NABJ is the most prominent association representing Black journalists; the nonprofit says it has more than 4,000 members.

Some criticized what they portrayed as NABJ’s “normalizing” of Trump by hosting him or the fact that the group did not make the announcement earlier. The choice of Faulkner, who has previously conducted interviews with Trump for Fox News that critics saw as soft and less than challenging, also drew complaints.

The Trump campaign used the invitation to boast about its purported support among Black voters. Recent national polls found between 15 and 19 percent of Black voters supported Trump against Harris.

Others, though, defended the event as part of the group’s mission in journalism.

“NABJ didn’t platform Trump. The voters in the Republican primary did,” Symone Sanders-Townsend, an MSNBC host who is a former Harris spokeswoman, wrote on social media.

“Just like anyone else who is running for President, he should sit for serious interviews and answer real questions.”

Representatives for NABJ and Harris did not immediately respond to The Post’s inquiries.

NABJ invites major-party presidential candidates during every election year, President Ken Lemon said in a video shared by NABJ Monitor. He said conversations began with both party’s then-presumptive candidates more than a month ago.

Lemon said the Trump invitation did not amount to an endorsement and called it a “great opportunity for us to vet the candidate right here on our ground.” He added that they expect panelists to fact-check Trump in real time, noting that the convention theme is “Winds of Change: Journalism Over Disinformation.”
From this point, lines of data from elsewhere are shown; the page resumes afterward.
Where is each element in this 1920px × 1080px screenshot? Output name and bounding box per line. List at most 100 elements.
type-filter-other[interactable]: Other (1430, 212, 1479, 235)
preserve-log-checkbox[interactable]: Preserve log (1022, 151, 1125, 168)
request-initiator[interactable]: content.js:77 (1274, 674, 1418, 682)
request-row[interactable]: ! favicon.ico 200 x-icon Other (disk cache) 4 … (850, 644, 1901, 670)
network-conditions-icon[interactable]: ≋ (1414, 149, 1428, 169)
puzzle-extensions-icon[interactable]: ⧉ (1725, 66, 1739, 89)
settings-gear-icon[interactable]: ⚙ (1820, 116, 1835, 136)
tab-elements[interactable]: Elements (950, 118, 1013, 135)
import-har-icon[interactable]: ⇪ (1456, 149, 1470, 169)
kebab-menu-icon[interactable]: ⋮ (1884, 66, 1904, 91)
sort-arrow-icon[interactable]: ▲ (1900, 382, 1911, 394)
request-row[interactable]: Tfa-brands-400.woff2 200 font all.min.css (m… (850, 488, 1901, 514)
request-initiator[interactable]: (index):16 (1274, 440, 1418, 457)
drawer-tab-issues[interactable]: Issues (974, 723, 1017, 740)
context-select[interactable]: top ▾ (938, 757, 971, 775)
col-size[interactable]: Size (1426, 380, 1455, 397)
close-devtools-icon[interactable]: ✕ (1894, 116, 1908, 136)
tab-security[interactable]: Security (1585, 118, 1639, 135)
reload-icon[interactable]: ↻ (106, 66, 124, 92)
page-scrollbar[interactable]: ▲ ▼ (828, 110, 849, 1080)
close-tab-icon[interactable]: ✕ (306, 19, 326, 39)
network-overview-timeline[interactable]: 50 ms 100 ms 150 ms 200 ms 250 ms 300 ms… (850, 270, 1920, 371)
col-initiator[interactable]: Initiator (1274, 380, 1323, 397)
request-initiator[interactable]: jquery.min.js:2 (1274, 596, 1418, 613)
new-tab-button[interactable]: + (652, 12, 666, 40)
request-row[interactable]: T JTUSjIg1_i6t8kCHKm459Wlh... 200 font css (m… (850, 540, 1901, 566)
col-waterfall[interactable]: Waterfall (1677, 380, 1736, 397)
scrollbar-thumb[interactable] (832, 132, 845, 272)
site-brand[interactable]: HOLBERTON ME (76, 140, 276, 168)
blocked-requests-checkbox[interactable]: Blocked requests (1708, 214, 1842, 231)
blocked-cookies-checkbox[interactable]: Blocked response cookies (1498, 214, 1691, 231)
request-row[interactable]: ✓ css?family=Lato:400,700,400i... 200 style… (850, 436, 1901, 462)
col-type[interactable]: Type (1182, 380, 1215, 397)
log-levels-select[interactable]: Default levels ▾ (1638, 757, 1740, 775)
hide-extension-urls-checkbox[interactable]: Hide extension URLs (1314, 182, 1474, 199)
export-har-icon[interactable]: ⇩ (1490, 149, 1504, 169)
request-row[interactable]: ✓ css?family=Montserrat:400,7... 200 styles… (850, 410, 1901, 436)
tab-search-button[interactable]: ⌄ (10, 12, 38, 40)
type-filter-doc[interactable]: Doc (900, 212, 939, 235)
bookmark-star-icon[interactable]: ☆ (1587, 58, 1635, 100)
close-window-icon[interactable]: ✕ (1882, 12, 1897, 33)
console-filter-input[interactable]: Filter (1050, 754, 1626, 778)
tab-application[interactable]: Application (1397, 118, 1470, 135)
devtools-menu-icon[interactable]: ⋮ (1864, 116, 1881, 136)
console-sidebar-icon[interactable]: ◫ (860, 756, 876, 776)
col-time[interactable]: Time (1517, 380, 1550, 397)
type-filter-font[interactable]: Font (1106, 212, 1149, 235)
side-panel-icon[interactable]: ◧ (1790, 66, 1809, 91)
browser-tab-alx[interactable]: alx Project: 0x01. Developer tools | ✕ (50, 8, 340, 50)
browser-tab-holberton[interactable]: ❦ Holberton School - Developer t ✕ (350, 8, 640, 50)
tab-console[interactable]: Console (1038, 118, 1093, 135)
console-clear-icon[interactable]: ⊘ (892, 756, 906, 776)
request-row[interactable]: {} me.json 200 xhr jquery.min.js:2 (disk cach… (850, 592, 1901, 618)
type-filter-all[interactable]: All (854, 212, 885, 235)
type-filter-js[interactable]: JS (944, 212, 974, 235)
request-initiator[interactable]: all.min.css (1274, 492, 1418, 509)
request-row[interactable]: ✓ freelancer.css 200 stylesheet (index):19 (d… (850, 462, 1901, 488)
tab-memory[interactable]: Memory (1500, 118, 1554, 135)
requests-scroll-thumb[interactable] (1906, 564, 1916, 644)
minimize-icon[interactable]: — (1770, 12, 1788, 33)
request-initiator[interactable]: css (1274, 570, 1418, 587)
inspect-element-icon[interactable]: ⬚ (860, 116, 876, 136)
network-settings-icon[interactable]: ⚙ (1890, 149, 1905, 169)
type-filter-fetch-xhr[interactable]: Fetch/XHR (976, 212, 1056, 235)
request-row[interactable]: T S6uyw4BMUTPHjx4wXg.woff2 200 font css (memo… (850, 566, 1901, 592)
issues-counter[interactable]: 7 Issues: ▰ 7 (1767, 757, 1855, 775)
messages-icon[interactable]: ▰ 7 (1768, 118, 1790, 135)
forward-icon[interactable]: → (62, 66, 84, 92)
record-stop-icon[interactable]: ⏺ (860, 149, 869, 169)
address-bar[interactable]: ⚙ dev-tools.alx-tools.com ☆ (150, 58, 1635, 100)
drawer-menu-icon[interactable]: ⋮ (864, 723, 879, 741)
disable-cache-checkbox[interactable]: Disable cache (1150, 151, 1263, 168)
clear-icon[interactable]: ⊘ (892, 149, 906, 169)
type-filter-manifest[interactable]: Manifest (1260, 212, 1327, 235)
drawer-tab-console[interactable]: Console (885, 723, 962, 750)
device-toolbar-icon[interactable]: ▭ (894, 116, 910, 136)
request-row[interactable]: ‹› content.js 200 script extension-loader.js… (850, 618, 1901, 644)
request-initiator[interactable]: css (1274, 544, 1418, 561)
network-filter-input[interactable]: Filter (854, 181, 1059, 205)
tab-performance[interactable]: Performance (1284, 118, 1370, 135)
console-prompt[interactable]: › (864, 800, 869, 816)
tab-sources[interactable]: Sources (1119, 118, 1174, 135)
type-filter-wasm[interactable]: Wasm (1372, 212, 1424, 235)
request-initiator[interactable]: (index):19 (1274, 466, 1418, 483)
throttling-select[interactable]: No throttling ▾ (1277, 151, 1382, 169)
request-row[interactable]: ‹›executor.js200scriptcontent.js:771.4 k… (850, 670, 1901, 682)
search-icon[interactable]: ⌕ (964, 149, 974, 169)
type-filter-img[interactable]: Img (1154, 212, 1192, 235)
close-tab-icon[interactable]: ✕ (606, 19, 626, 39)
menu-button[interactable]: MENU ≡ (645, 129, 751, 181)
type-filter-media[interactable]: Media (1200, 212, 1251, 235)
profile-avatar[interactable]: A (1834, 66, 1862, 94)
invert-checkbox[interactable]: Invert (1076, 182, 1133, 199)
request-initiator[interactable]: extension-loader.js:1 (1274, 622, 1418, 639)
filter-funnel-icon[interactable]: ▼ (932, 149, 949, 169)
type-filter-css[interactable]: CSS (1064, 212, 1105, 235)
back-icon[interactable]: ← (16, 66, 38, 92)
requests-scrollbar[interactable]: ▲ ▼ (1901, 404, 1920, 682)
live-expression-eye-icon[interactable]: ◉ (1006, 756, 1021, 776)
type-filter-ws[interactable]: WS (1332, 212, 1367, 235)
“It is our jobs as journalists to have those uncomfortable conversations so that the people who count on us to inform them get the information from the source,” he said. “… It is our job also to offer that opportunity for those candidates to be here, and not doing that would not be the right thing.”

Lemon also said that he trusted the chosen journalists to hold Trump accountable. (Faulkner has previously been praised for a 2020 interview with Trump during the height of racial justice protests).

According to NABJ, former presidents George W. Bush, Barack Obama and Bill Clinton have previously attended NABJ conventions.

At the 2017 convention, some prominent journalists bowed out of a panel discussion about police violence in part because then-Trump aide Omarosa Manigault Newman was invited to attend. The actual panel transformed into a shouting match, and Manigault Newman walked off the stage after the moderator said the event had “reached the point of diminished returns.”